After choosing the right method of technology assisted review (TAR) and working with opposing counsel to ensure that your use of TAR is approved by the court, you must still attempt to achieve cost effectiveness in its use. While many practitioners assume that using TAR instead of attorneys will mean reduced cost, this assumption does not always prove true.

During the TAR process, increased costs generally occur at three levels – privilege review, validation and unnecessary motions practice. Even the best-managed TAR can fall victim to expensive complications at any stage, but planning ahead can help you avoid a surprise surge in bills in these areas.

Managing a privilege review of documents identified by computer software raises both cost and ethical issues. Once you and your litigation adversary have agreed on a responsiveness threshold, you may choose manually to conduct the privilege review of those documents or work such a review into the TAR process. The complexity of the privilege review will impact this decision, as cases involving numerous privilege issues across the production that cannot easily be distilled (i.e., by custodian attorneys, keywords, proper time periods) may not allow for effective identification of those documents through software alone. At that point, a manual review may be necessary despite the potential for increased costs.

Alternatively, even in complex situations you could negotiate with opposing counsel a comprehensive protective order governing the confidentiality of the documents produced through TAR, focusing on an airtight clawback provision. This would allow you to use the TAR process to identify and withhold potentially privileged documents while producing the balance of responsive material without additional manual review.

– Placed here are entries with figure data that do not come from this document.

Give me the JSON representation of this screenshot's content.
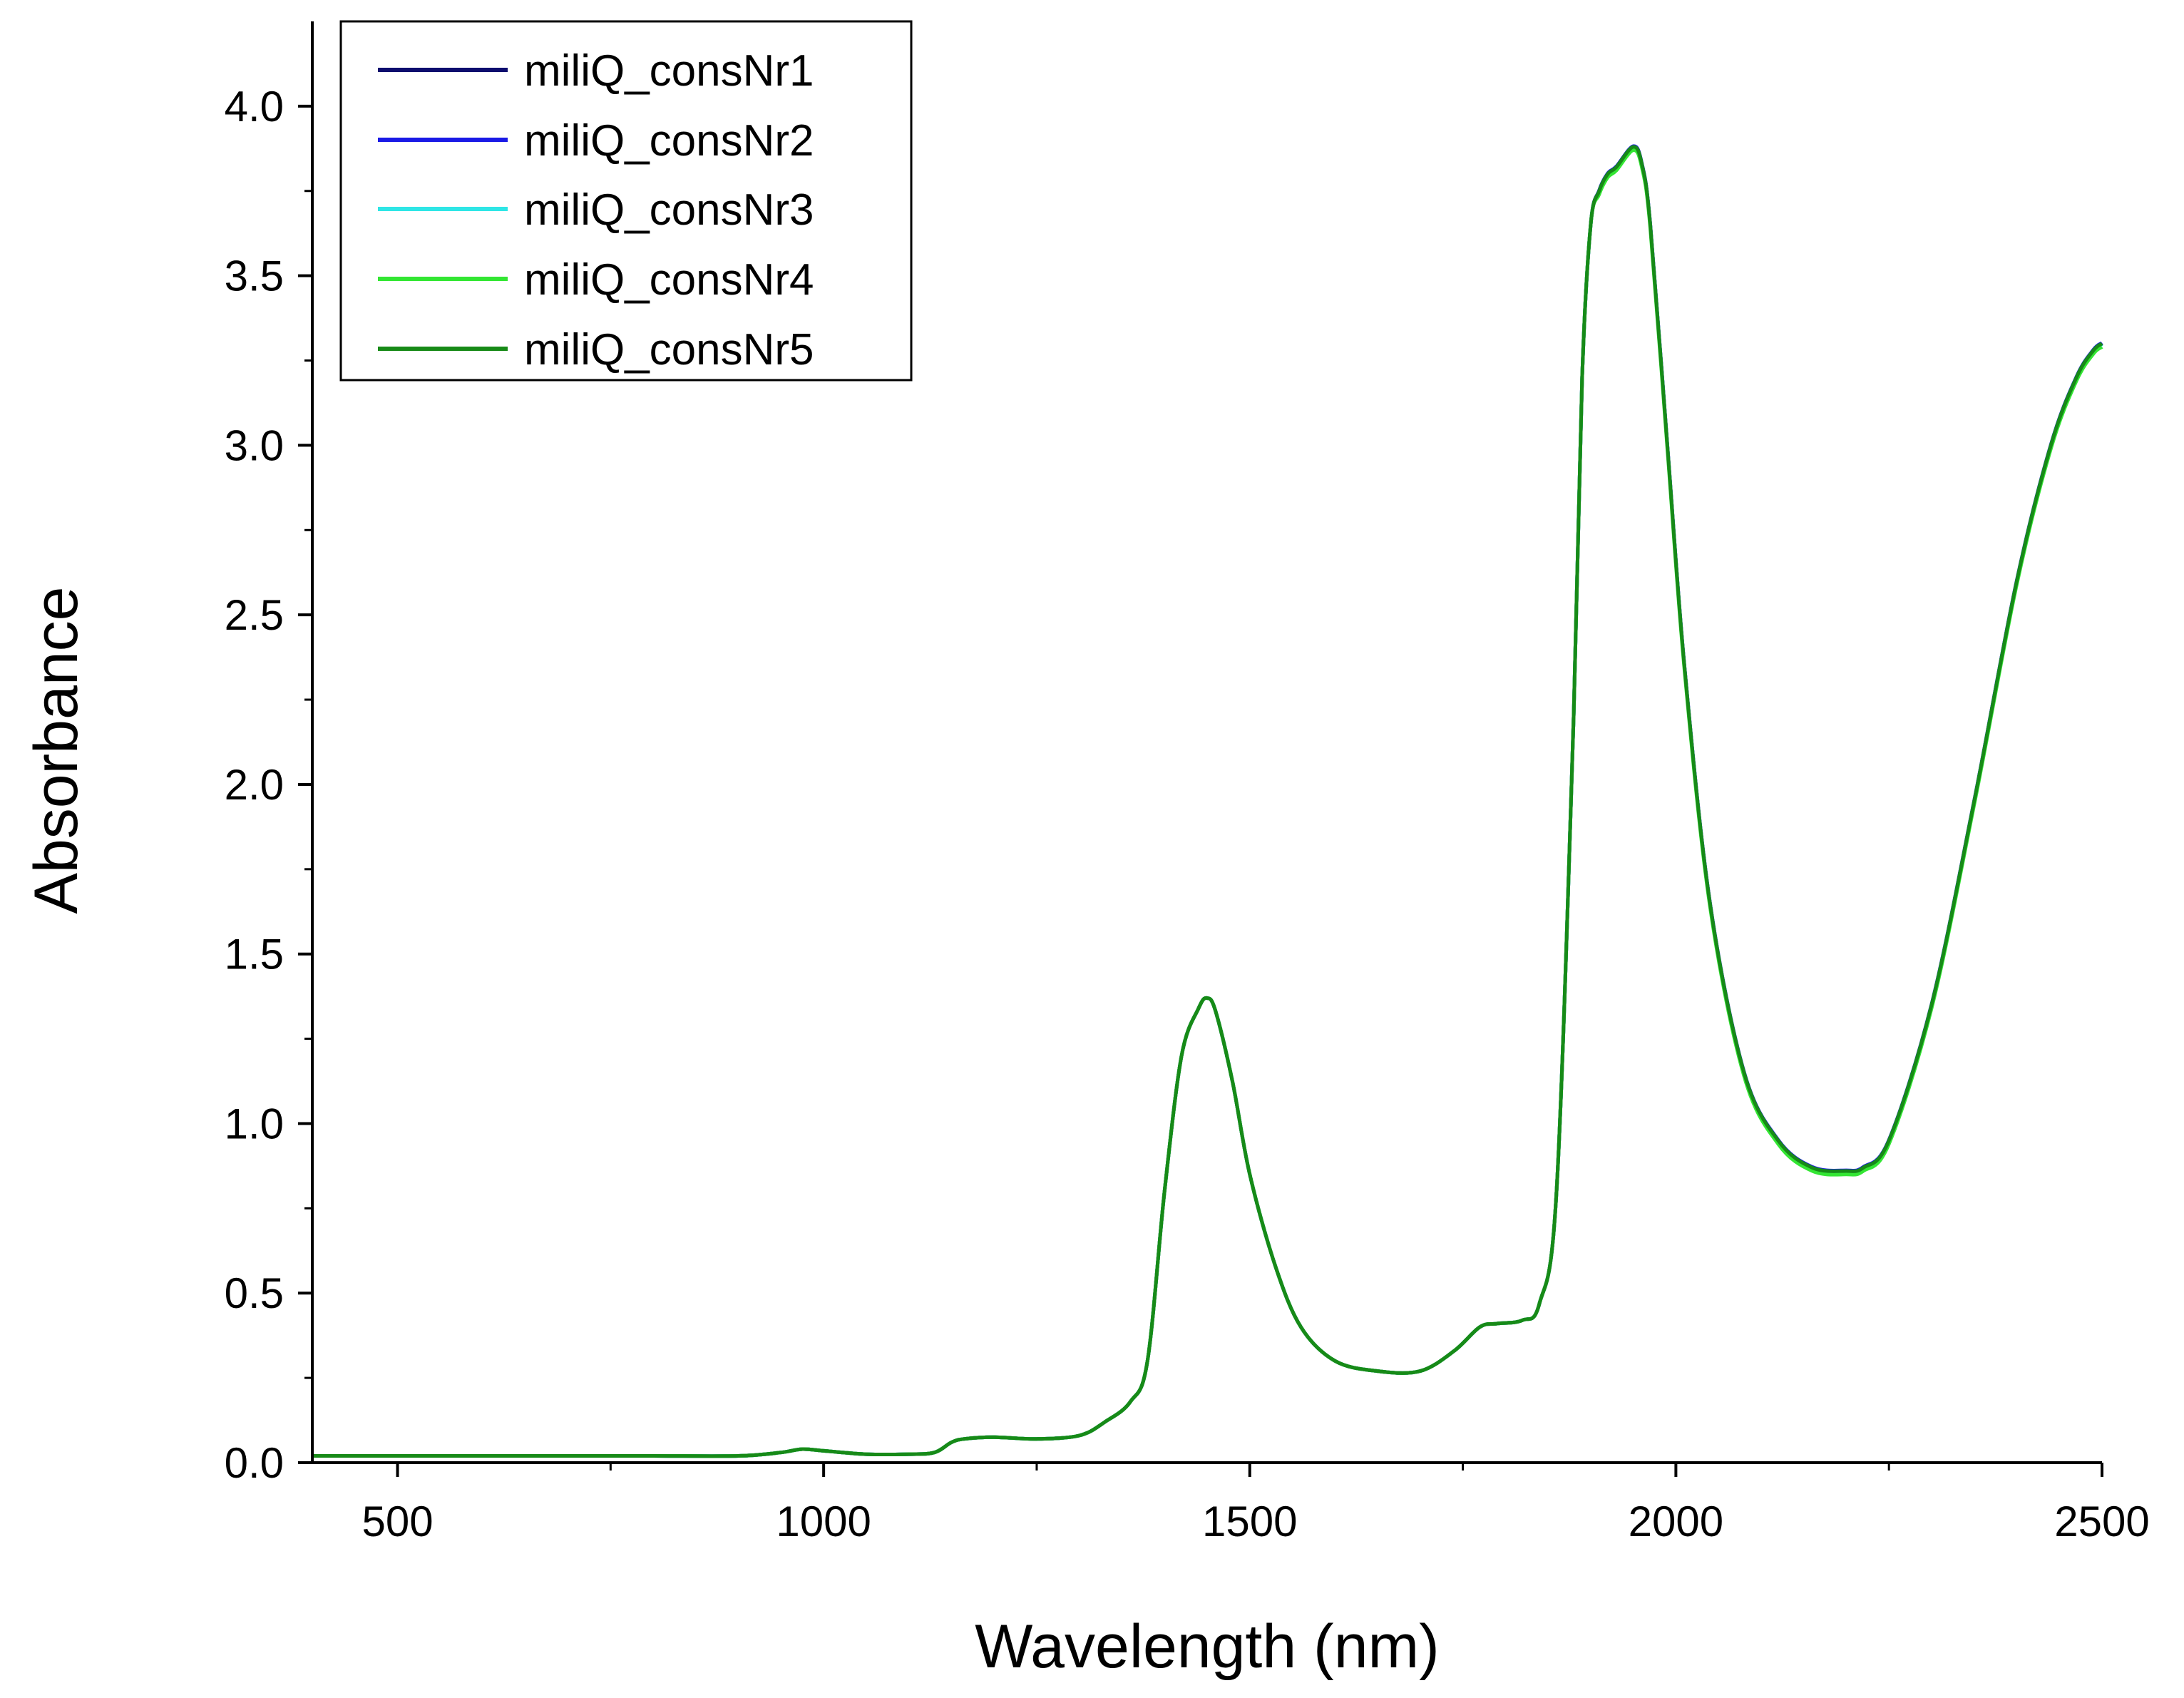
{
  "chart_data": {
    "type": "line",
    "title": "",
    "xlabel": "Wavelength (nm)",
    "ylabel": "Absorbance",
    "xlim": [
      400,
      2500
    ],
    "ylim": [
      0,
      4.25
    ],
    "xticks": [
      500,
      1000,
      1500,
      2000,
      2500
    ],
    "xtick_labels": [
      "500",
      "1000",
      "1500",
      "2000",
      "2500"
    ],
    "yticks": [
      0,
      0.5,
      1,
      1.5,
      2,
      2.5,
      3,
      3.5,
      4
    ],
    "ytick_labels": [
      "0.0",
      "0.5",
      "1.0",
      "1.5",
      "2.0",
      "2.5",
      "3.0",
      "3.5",
      "4.0"
    ],
    "grid": false,
    "legend_position": "top-left",
    "series": [
      {
        "name": "miliQ_consNr1",
        "color": "#0d0d6e",
        "offset": 0.0
      },
      {
        "name": "miliQ_consNr2",
        "color": "#1a1ae6",
        "offset": 0.002
      },
      {
        "name": "miliQ_consNr3",
        "color": "#2ee6e6",
        "offset": -0.002
      },
      {
        "name": "miliQ_consNr4",
        "color": "#33e633",
        "offset": -0.01
      },
      {
        "name": "miliQ_consNr5",
        "color": "#178a17",
        "offset": 0.0
      }
    ],
    "x": [
      400,
      500,
      600,
      700,
      800,
      900,
      950,
      975,
      1000,
      1050,
      1100,
      1130,
      1150,
      1165,
      1200,
      1250,
      1300,
      1330,
      1360,
      1380,
      1400,
      1420,
      1440,
      1450,
      1460,
      1480,
      1500,
      1530,
      1560,
      1600,
      1650,
      1700,
      1740,
      1770,
      1790,
      1820,
      1840,
      1860,
      1880,
      1890,
      1900,
      1910,
      1920,
      1930,
      1950,
      1960,
      1970,
      1990,
      2010,
      2040,
      2080,
      2120,
      2160,
      2200,
      2220,
      2250,
      2300,
      2350,
      2400,
      2440,
      2470,
      2490,
      2500
    ],
    "values": [
      0.02,
      0.02,
      0.02,
      0.02,
      0.02,
      0.02,
      0.03,
      0.04,
      0.035,
      0.025,
      0.025,
      0.03,
      0.06,
      0.07,
      0.075,
      0.07,
      0.08,
      0.12,
      0.18,
      0.3,
      0.8,
      1.2,
      1.34,
      1.37,
      1.33,
      1.12,
      0.85,
      0.58,
      0.4,
      0.3,
      0.27,
      0.27,
      0.33,
      0.4,
      0.41,
      0.42,
      0.47,
      0.8,
      2.2,
      3.2,
      3.65,
      3.75,
      3.8,
      3.82,
      3.88,
      3.83,
      3.65,
      3.0,
      2.35,
      1.65,
      1.15,
      0.95,
      0.87,
      0.86,
      0.87,
      0.95,
      1.35,
      1.95,
      2.6,
      3.0,
      3.2,
      3.28,
      3.3
    ]
  },
  "legend": {
    "items": [
      "miliQ_consNr1",
      "miliQ_consNr2",
      "miliQ_consNr3",
      "miliQ_consNr4",
      "miliQ_consNr5"
    ]
  }
}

If privileged materials are produced, you can immediately claw them back and, if additional batches of documents need to be reviewed and produced, you can alter and improve the TAR process.

Meanwhile, validation of TAR results can become an endless rabbit hole. The best way to avoid this is to establish a professional working relationship with opposing counsel. As noted in the second article in this series, you should avoid setting arbitrary responsiveness cut-offs and production criteria and instead share one or two sampling sets to demonstrate accuracy. A reasonably accurate initial seed set, shared with opposing counsel, will often help the collaborative process.

As to motions practice, recent precedent and The Sedona Conference® Principles both suggest that acting in good faith will allow you to position yourself well before a court. In addition, documenting the TAR process and, if challenged by your adversary, revealing the method and goal of that process to the court in one fell swoop should allow you to avoid litigating the issue through expensive, piecemeal discovery motions.

In its three installments, this short series has explained the nature of TAR, discussed when to consider using it, set out keys to its strategic use in litigation, emphasized the importance of working with an informed opposing counsel, and noted ways in which you can avoid unpredictable costs. By understanding the nature of this emerging technology, lawyers have an opportunity to provide more efficient and more effective counsel to clients in large-scale civil litigation.